Tal como descrito para o sujeito 1, as sessões de estimulação com os diferentes estímulos alvo foram estruturadas de forma muito semelhante sendo realizadas tarefas de perceção (deteção e codificação), de consciência fonológica (segmentação silábica, localização do som alvo, identificação do som em palavras, etc.) e de produção de palavras isoladas que continham o som alvo. Os objetivos terapêuticos e tarefas selecionadas foram dinamizadas através de atividades de “corta-cola”, labirintos, lotos, jogos de memória, jogos do lince, jogos da glória, construção de frases e exploração de histórias. As palavras selecionadas continham o som-alvo em periferia esquerda, num primeiro momento, surgindo, posteriormente, noutras posições da palavra, pois sabe-se que as posições periféricas são mais fáceis de processar – sobretudo a esquerda -, o que facilita o processo de modelação terapêutica. Para mediar a evocação do som-alvo e da unidade fonema, foram utilizadas onomatopeias e gestos associados ao som alvo, e as unidades fonológicas (sílaba e fonema) foram codificadas com formas geométricas, tal como proposto no instrumento. Para a mediação e a estabilização das propriedades fonológicas de Modo de Articulação e Ponto de Articulação visadas, recorreu-se às estratégias propostas em Alves (2014) e em Alves e Reis (2011, 2014), por meio dos respetivos ícones e cores.
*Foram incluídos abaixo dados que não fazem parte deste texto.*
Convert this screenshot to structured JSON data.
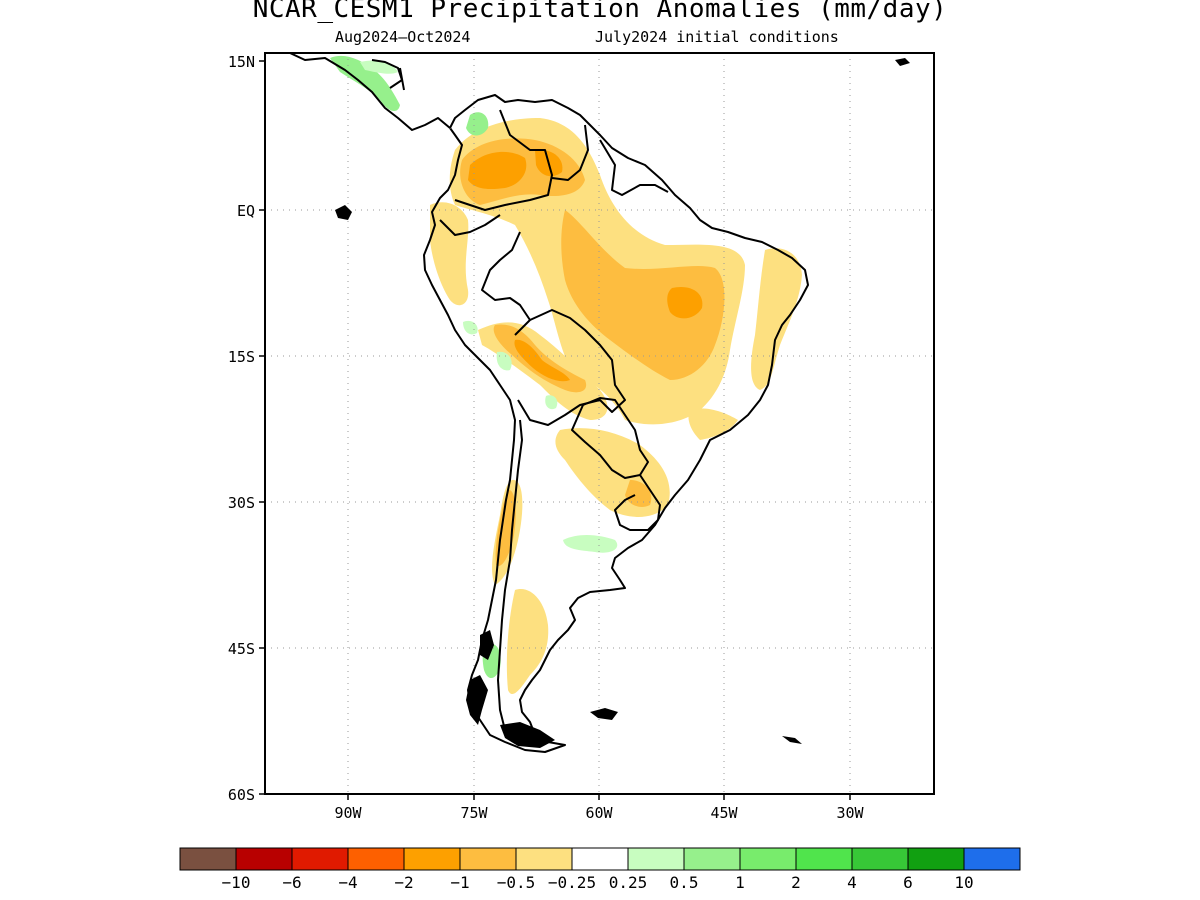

Ao longo do processo de intervenção, foram realizadas 16 sessões de intervenção. Após o primeiro momento de recolha de dados e análise dos mesmos, a terapeuta responsável pela intervenção procedeu à seleção dos estímulos alvo a utilizar na intervenção terapêutica. Esta seleção teve como base os modelos implicacionais tais como o Modelo Implicacional de Complexidade de traços (MICT), de Mota (2001), e o Modelo Terapêutico Implicacional de Distância entre Traços (MOTIDT), de Duarte (2006), com o objetivo de obter o maior número de generalizações possíveis no sistema fonológico da criança, já que o alvo selecionado deverá conter informação fonológica em falta no sistema.
Com base no descrito, a terapeuta responsável pela intervenção selecionou o estímulo alvo /ʀ/ como primeiro segmento a estimular, uma vez que contém o traço [+ contínuo] bem como a informação de ponto de articulação Dorsal, alterada no sistema fonológico de L.R.
Após 7 sessões de intervenção com o segmento /ʀ/, observou-se generalização do traço [+ contínuo] a toda a classe das fricativas através da emergência dos segmentos /z/, /s/. Nesta altura, /ʒ/ e /ʃ/ surgem também com o traço [+ contínuo] embora sendo ainda produzidos como [z] e [s], observando-se ainda alteração relativa ao ponto de articulação (traços relacionados com Ponto de Articulação não foram alvo de intervenção). Não se observando generalização da informação fonológica de ponto de articulação Dorsal à classe das oclusivas, foram realizadas 5 sessões de estimulação através do segmento alvo /g/. Após observação da aquisição de /g/ e emergência de /k/ e /ɲ/, foram realizadas 4 sessões de intervenção por meio do segmento alvo /ʎ/, com o objetivo de promover coocorrências dos traços existentes no sistema e os traços coronal [-anterior], tendo- se verificado a sua completa aquisição. No final da recolha de dados, o sistema fonológico não se encontrava ainda completo, tendo sido recomendada a continuidade de intervenção terapêutica (tendo em conta os procedimentos do presente trabalho, foram selecionados apenas 3 momentos de avaliação).